Expression of p53 in the effects of artesunate on induction of apoptosis and inhibition of proliferation in rat primary hepatic stellate cells.

BACKGROUND: Activation of hepatic stellate cells (HSCs) plays an important role in the development of cirrhosis through the increased production of collagen. p53, the "guardian of the genome", is a transcription factor that can bind to promoter regions of hundreds of genes where it either activates or suppresses gene expression.

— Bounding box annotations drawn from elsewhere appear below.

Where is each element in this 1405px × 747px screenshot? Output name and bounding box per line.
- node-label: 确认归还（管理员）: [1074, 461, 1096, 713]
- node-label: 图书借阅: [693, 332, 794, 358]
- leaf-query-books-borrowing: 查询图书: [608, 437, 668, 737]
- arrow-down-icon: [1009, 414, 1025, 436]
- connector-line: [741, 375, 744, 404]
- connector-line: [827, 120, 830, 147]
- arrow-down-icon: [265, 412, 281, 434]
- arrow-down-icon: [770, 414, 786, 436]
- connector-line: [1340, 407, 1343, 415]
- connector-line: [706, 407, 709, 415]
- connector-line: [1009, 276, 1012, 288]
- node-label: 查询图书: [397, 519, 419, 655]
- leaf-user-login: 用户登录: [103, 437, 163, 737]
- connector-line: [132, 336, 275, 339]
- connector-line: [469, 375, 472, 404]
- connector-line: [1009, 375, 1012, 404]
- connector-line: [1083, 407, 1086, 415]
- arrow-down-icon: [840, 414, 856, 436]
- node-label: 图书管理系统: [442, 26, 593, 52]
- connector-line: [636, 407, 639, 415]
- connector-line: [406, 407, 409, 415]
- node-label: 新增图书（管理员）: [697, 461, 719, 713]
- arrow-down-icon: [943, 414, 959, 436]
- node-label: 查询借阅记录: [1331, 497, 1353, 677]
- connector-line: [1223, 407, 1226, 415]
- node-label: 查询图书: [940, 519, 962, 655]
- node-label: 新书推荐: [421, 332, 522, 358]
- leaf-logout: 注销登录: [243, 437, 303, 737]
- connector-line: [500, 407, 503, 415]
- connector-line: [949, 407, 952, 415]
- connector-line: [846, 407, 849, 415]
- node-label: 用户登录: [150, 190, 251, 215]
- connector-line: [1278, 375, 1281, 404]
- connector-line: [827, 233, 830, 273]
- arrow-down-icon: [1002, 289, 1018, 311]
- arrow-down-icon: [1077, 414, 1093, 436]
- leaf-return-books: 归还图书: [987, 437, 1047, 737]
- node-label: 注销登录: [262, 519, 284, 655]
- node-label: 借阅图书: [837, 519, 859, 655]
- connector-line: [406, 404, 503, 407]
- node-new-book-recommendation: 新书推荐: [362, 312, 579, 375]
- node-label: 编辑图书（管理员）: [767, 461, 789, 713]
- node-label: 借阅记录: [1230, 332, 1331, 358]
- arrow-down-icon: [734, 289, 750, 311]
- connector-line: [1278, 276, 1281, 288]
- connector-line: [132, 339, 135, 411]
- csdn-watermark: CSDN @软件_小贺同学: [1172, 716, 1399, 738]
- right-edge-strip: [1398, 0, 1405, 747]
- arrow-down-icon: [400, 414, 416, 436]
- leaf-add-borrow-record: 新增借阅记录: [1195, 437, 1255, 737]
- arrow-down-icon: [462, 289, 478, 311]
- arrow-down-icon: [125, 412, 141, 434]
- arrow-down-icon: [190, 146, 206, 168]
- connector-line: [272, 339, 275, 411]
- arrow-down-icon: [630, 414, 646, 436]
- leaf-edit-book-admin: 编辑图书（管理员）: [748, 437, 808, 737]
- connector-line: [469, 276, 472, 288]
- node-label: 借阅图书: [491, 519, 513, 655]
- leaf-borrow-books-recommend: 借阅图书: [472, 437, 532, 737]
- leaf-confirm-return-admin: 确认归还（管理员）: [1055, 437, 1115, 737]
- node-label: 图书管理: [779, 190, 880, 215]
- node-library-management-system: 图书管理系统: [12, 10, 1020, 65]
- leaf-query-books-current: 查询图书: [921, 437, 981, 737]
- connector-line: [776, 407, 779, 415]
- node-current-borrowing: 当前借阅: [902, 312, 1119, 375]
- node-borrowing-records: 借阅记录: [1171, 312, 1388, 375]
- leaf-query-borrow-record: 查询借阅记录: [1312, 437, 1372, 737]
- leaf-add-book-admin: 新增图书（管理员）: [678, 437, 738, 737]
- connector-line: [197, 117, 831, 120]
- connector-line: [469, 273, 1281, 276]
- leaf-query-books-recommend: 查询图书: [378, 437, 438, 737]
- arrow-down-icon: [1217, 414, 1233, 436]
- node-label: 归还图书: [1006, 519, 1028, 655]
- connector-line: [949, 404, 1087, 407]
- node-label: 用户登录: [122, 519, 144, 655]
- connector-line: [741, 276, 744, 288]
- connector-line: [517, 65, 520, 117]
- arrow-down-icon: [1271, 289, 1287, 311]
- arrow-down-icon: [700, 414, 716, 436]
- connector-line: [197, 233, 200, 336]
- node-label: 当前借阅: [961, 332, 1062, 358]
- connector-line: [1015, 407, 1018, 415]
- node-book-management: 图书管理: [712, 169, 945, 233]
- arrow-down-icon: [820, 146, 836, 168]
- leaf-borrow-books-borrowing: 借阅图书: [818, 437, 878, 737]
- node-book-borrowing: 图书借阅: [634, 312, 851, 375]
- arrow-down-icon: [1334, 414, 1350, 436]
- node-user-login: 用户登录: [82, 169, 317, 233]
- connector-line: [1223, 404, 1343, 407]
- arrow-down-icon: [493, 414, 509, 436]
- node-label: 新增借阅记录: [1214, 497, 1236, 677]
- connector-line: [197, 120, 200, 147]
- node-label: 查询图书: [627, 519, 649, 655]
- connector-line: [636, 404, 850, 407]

Thereby, p53 serves as a tumor suppressor by inducing cell cycle arrest, apoptosis, senescence and DNA repair. Artesunate is a derivative of Artemisinin, Scholars had found it had more extensive pharmacological effects past 10 years. However, little is known about the expression of p53 in the effects of Artesunate on induction of apoptosis and inhibition of proliferation in rat HSCs. METHODOLOGY/PRINCIPAL FINDINGS: Isolated and cultured rat primary HSCs in the flask for 10 days to make cells activated. HSCs were divided into two groups: experimental groups and control groups, experimental groups included with various concentrations of Artesunate (125, 150, 175, 200, 225 µmol/L) for 24, 48 and 72 hours. Analysis of MTT revealed that activated HSCs treated with various concentrations of Artesunate (150-225 µmol/L) were inhibited on dose and time-effect relationships; Concentration of hydroxyproline in supernatant was detected by digestive method; Analysis of flow cytometry demonstrated that Artesunate could arrest cell cycle in G1 and induce apoptosis; The nuclear morphological changes in apoptotic cells were evaluated with DNA staining by Hoechst 33258 dye; The expression of p53 were up-regulated showed by western blotting and RT-PCR. CONCLUSION: Artesunate could inhibit HSCs proliferation in dose-dependent and time-dependent manners in vitro through increase the expression of p53.